The mechanisms underlying the proliferative effect of aldosterone on ECs have yet to be established. Aldosterone enhances the expression of proangiogenic factors such as VEGFA[19] or placental growth factor, a member of VEGF family.[27] In our study, expression of VegfA and Pgf mRNA and of other proangiogenic factors (Ang1 and Fgf2)[28] was not altered after 1 week of treatment, whereas EC proliferation was clearly enhanced (although expression of VegfA was increased after 4 weeks, likely to consolidate the newly formed capillaries). This suggests that the primary trigger for aldosterone‐induced EC proliferation may not be through proangiogenic growth factors. Direct activation of ECs should be considered. Indeed, aldosterone acts as a growth‐promoting factor for different cell types (renal mesangial cells[29] but also vascular smooth muscle cells[30] and cardiac fibroblasts[31]) by promoting the activation of protein kinase signaling cascades.[30-31] It is possible that aldosterone could directly induce EC proliferation in vivo. Stimulation of inflammation and oxidative stress, which are known to induce angiogenesis,[32] is another mechanism that may be involved. Experimentally, the proliferation of vessels in a model of oxygen‐induced retinopathy has been associated with the proinflammatory properties of aldosterone. In this model, TNF‐α, MCP‐1, ICAM‐1, and VCAM‐1 mRNA levels were increased in the retina.[15] In our study, we did not find any effect of aldosterone on the expression of these molecules or pro‐oxidative enzymes such as NADPH oxidase (data not shown).
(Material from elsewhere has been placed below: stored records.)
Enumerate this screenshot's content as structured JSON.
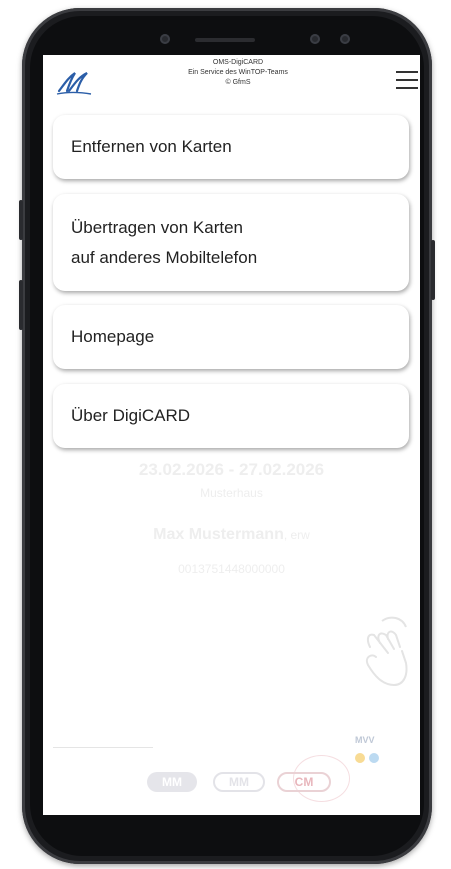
{
  "header": {
    "line1": "OMS-DigiCARD",
    "line2": "Ein Service des WinTOP-Teams",
    "line3": "© GfmS"
  },
  "menu": {
    "items": [
      {
        "label": "Entfernen von Karten"
      },
      {
        "label_line1": "Übertragen von Karten",
        "label_line2": "auf anderes Mobiltelefon"
      },
      {
        "label": "Homepage"
      },
      {
        "label": "Über DigiCARD"
      }
    ]
  },
  "card": {
    "date_range": "23.02.2026 - 27.02.2026",
    "location": "Musterhaus",
    "name": "Max Mustermann",
    "name_suffix": ", erw",
    "card_number": "0013751448000000"
  },
  "footer": {
    "badges": [
      "MM",
      "MM",
      "CM"
    ],
    "mvv": "MVV"
  },
  "colors": {
    "logo_blue": "#2b5ea8",
    "mvv_yellow": "#f3c34d",
    "mvv_blue": "#8fc2e8"
  }
}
It is possible that aldosterone may activate distinct angiogenic pathways according to the vascular microenvironment. We propose that pathological situations may alter the balance between deleterious and beneficial actions of aldosterone, depending on the pathology and the target organ or tissue.
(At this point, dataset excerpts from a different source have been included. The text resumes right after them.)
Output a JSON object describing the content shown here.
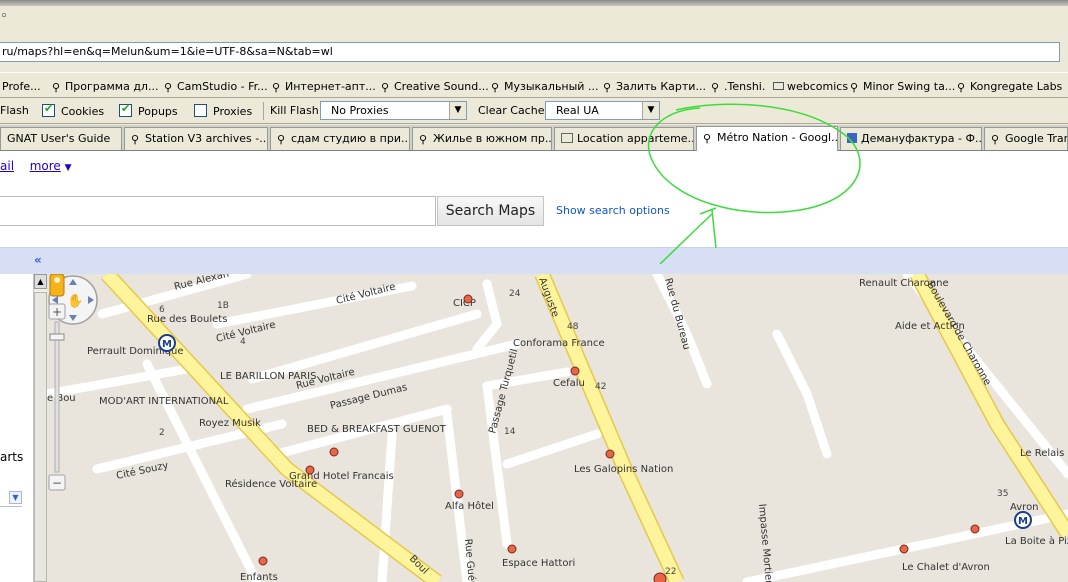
{
  "browser": {
    "url": "ru/maps?hl=en&q=Melun&um=1&ie=UTF-8&sa=N&tab=wl",
    "bookmarks": [
      "Profe...",
      "Программа дл...",
      "CamStudio - Fr...",
      "Интернет-апт...",
      "Creative Sound...",
      "Музыкальный ...",
      "Залить Карти...",
      ".Tenshi.",
      "webcomics",
      "Minor Swing ta...",
      "Kongregate Labs"
    ],
    "toolbar": {
      "flash": "Flash",
      "cookies": "Cookies",
      "popups": "Popups",
      "proxies": "Proxies",
      "kill_flash": "Kill Flash",
      "proxy_select": "No Proxies",
      "clear_cache": "Clear Cache",
      "ua_select": "Real UA"
    },
    "tabs": [
      "GNAT User's Guide",
      "Station V3 archives -...",
      "сдам студию в при...",
      "Жилье в южном пр...",
      "Location apparteme...",
      "Métro Nation - Googl...",
      "Демануфактура - Ф...",
      "Google Trans"
    ]
  },
  "page": {
    "links": {
      "mail": "ail",
      "more": "more",
      "more_arrow": "▼"
    },
    "search_button": "Search Maps",
    "show_search_options": "Show search options",
    "collapse": "«",
    "sidebar_text": "arts",
    "sidebar_dd": "▼"
  },
  "map": {
    "streets": [
      "Rue Alexan",
      "Cité Voltaire",
      "Cité Voltaire",
      "Rue Voltaire",
      "Passage Dumas",
      "Cité Souzy",
      "Passage Turquetil",
      "Rue Guérin",
      "Boulevard de Charonne",
      "Rue du Bureau",
      "Impasse Mortier",
      "Auguste",
      "e Bou",
      "Boul"
    ],
    "pois": [
      "Rue des Boulets",
      "Perrault Dominique",
      "LE BARILLON PARIS",
      "MOD'ART INTERNATIONAL",
      "Royez Musik",
      "BED & BREAKFAST GUENOT",
      "Grand Hotel Francais",
      "Résidence Voltaire",
      "Enfants",
      "CICP",
      "Conforama France",
      "Cefalu",
      "Les Galopins Nation",
      "Alfa Hôtel",
      "Espace Hattori",
      "Renault Charonne",
      "Aide et Action",
      "Le Relais d'Avron",
      "Avron",
      "La Boite à Pizza",
      "Le Chalet d'Avron"
    ],
    "numbers": [
      "6",
      "1B",
      "4",
      "2",
      "24",
      "48",
      "42",
      "14",
      "35",
      "22"
    ],
    "metro_symbol": "M"
  }
}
Angiogenesis is a beneficial process in cardiac hypertrophy and ischemic heart diseases.[33] In a transgenic model of cardiac hypertrophy, decrease in cardiac function was accompanied by impaired coronary angiogenesis.[34] Experimentally and clinically, MR antagonists have proven their efficacy in the treatment of heart failure, whether of ischemic origin or not.[35] The beneficial effects of aldosterone blockade are multiple and include antifibrotic and antiarrhythmic properties. Consequently, it is likely that, in these pathological conditions, the deleterious effects of aldosterone overwhelm its positive effects, explaining the beneficial effects of aldosterone antagonists. This may not be the case in all pathological situations. We previously reported that the proangiogenic effects of aldosterone are beneficial in diabetic cardiomyopathy.[20] We demonstrated that a moderate increase of cardiac aldosterone (similar to what achieved in the present study) prevents the capillary rarefaction induced by diabetes, an effect blocked by the MR antagonist eplerenone. Spironolactone, another MR antagonist, has been reported to worsen endothelial function in type 2 diabetic patients.[36] It is possible that in some pathological situations such as diabetes, such adverse effects of aldosterone antagonists (besides hyperkalemia) need to be taken into account. In contrast, aldosterone‐driven angiogenesis may also be deleterious in pathologies such as cancer, in which angiogenesis is essential for tumor growth and metastasis. Little is known about the involvement of MR and aldosterone in tumoral angiogenesis. In humans, aldosterone‐producing adenoma vascularization is positively associated with aldosterone levels[37] whereas eplerenone attenuates hepatocellular carcinoma growth and angiogenesis in mice.[38] In contrast, in colorectal cancer, decrease in tumoral MR expression is associated with increased tumoral angiogenesis.[39] Further understanding of the role of aldosterone on cardiovascular homeostasis is required to identify potential adverse effects and new therapeutic potential of aldosterone antagonists to allow more efficient and safer use of these drugs.

This study demonstrates, for the first time, that aldosterone induces cardiac EC cycling in vivo in the heart of normal mice. These findings reveal new perspectives on the role played by aldosterone in cardiac physiology and pathology and highlight potential benefits and concerns with regard to pathologies in which beneficial or deleterious angiogenesis is involved.